Road trip news, rants, and ruminations by the Editors of RoadsideAmerica.com
October 17, 2008
After a quiet decade, Aquarena Springs is back in the news. Experts know it ceased being a worthy roadside attraction in 1994, when Texas State University purchased the San Marcos property and we reported its long-running mermaid and diving pig show had been shuttered. Disturbing news at the time, since Aquarena Springs was one of the original Seven Wonders of Roadside America. Several structures — concession stands, the Submarine Theater (which would submerge for each underwater performance) and the runny-looking fake volcano — remained.
Now Texas State University, in conjunction with the Army Corps of Engineers, plans to finally bulldoze the theater and the artificial constructions around the arena, returning the area to its “Natural State.”
The gist of the Aquarena Springs show when we saw it in the 1980s and 1990s: Ralph the Diving Pig hurled himself off a ramp on the volcano several times a day into the clear spring waters. Awestruck vacationers in the Submarine Theater watched Ralph, then submerged under the surface “to another dimension in time” to discover “the lost continent of Atlantis,” populated by mermaids and mermen and a clown named “Glurpo” performing magic tricks and glugging pop. Ralph, and the many Ralphs before him, had been “swine diving” into the spring since the 1950s.

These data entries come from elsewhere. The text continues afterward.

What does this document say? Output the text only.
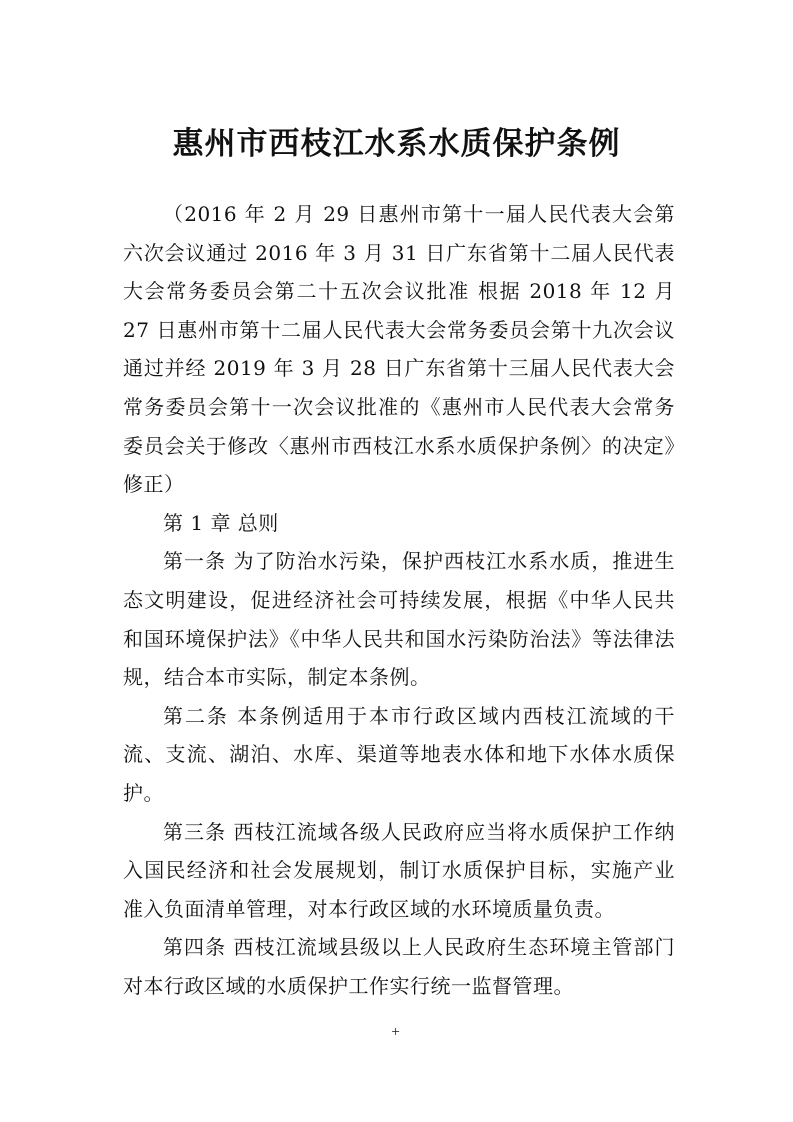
惠州市西枝江水系水质保护条例

（2016 年 2 月 29 日惠州市第十一届人民代表大会第六次会议通过 2016 年 3 月 31 日广东省第十二届人民代表大会常务委员会第二十五次会议批准 根据 2018 年 12 月 27 日惠州市第十二届人民代表大会常务委员会第十九次会议通过并经 2019 年 3 月 28 日广东省第十三届人民代表大会常务委员会第十一次会议批准的《惠州市人民代表大会常务委员会关于修改〈惠州市西枝江水系水质保护条例〉的决定》修正）

第 1 章 总则

第一条 为了防治水污染，保护西枝江水系水质，推进生态文明建设，促进经济社会可持续发展，根据《中华人民共和国环境保护法》《中华人民共和国水污染防治法》等法律法规，结合本市实际，制定本条例。

第二条 本条例适用于本市行政区域内西枝江流域的干流、支流、湖泊、水库、渠道等地表水体和地下水体水质保护。

第三条 西枝江流域各级人民政府应当将水质保护工作纳入国民经济和社会发展规划，制订水质保护目标，实施产业准入负面清单管理，对本行政区域的水环境质量负责。

第四条 西枝江流域县级以上人民政府生态环境主管部门对本行政区域的水质保护工作实行统一监督管理。

+
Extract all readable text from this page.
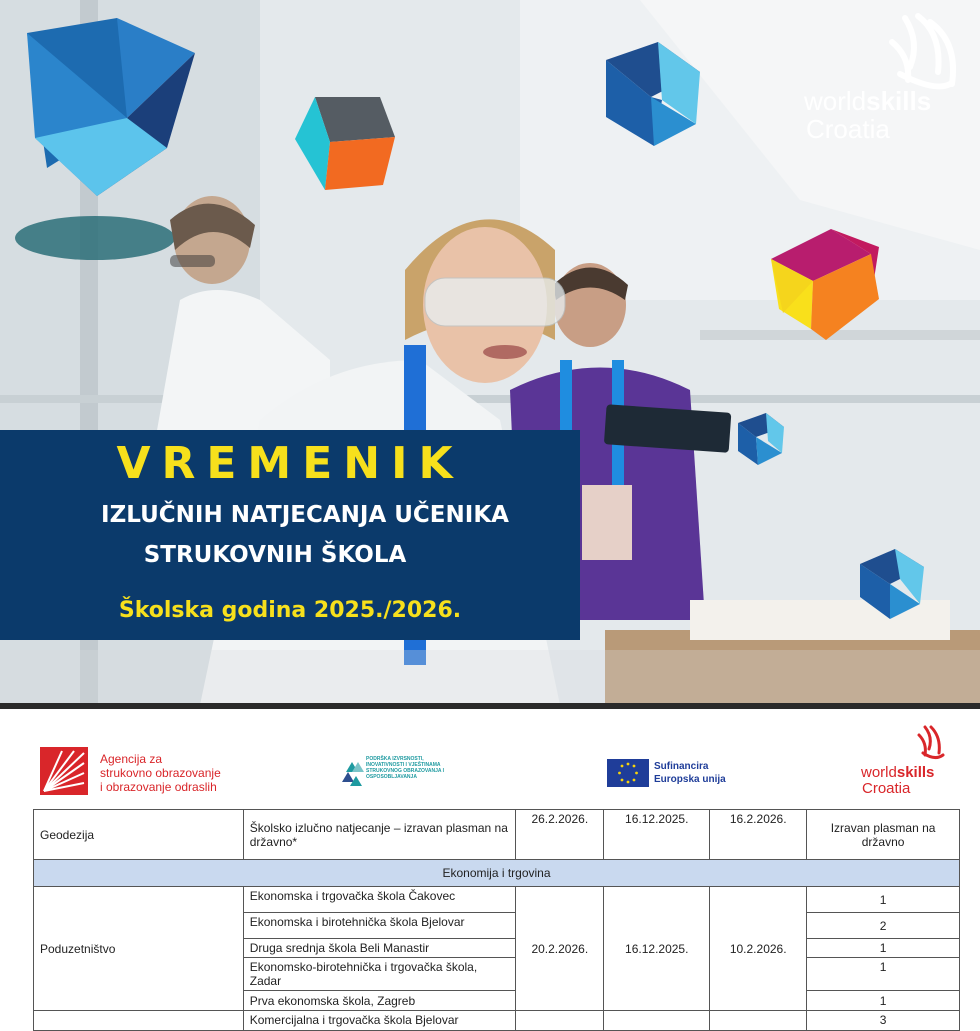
worldskills
Croatia
VREMENIK
IZLUČNIH NATJECANJA UČENIKA
STRUKOVNIH ŠKOLA
Školska godina 2025./2026.
Agencija za
strukovno obrazovanje
i obrazovanje odraslih
PODRŠKA IZVRSNOSTI, INOVATIVNOSTI I VJEŠTINAMA STRUKOVNOG OBRAZOVANJA I OSPOSOBLJAVANJA
Sufinancira
Europska unija	worldskills
Croatia
Geodezija	Školsko izlučno natjecanje – izravan plasman na državno*	26.2.2026.	16.12.2025.	16.2.2026.	Izravan plasman na državno
Ekonomija i trgovina					
Poduzetništvo	Ekonomska i trgovačka škola Čakovec	20.2.2026.	16.12.2025.	10.2.2026.	1
	Ekonomska i birotehnička škola Bjelovar				2
	Druga srednja škola Beli Manastir				1
	Ekonomsko-birotehnička i trgovačka škola, Zadar				1
	Prva ekonomska škola, Zagreb				1
	Komercijalna i trgovačka škola Bjelovar				3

Popular Mechanics did a cover story on the Mermaid Theater in 1952; the illustration featured a clown, though we’re not sure he was known as Glurpo then. The submarine theater was made from 50 tons of steel and 20 tons of concrete. The theater descends only 42 inches — enough to dip below the surface and achieve the complete underwater effect. The submersion took 11 minutes, and an exit to above was always accessible for claustrophobic audience members.
After the closing, there was zero chance Aquarena Springs would return to its mermaid and porcine mission. And the attraction structures have no historic or aesthetic value without the performance (the same might be said of Weeki Wachee — though Floridians regard that with more nostalgiac fondness). Aquarena Springs, you were great while you lasted, but long dead to us.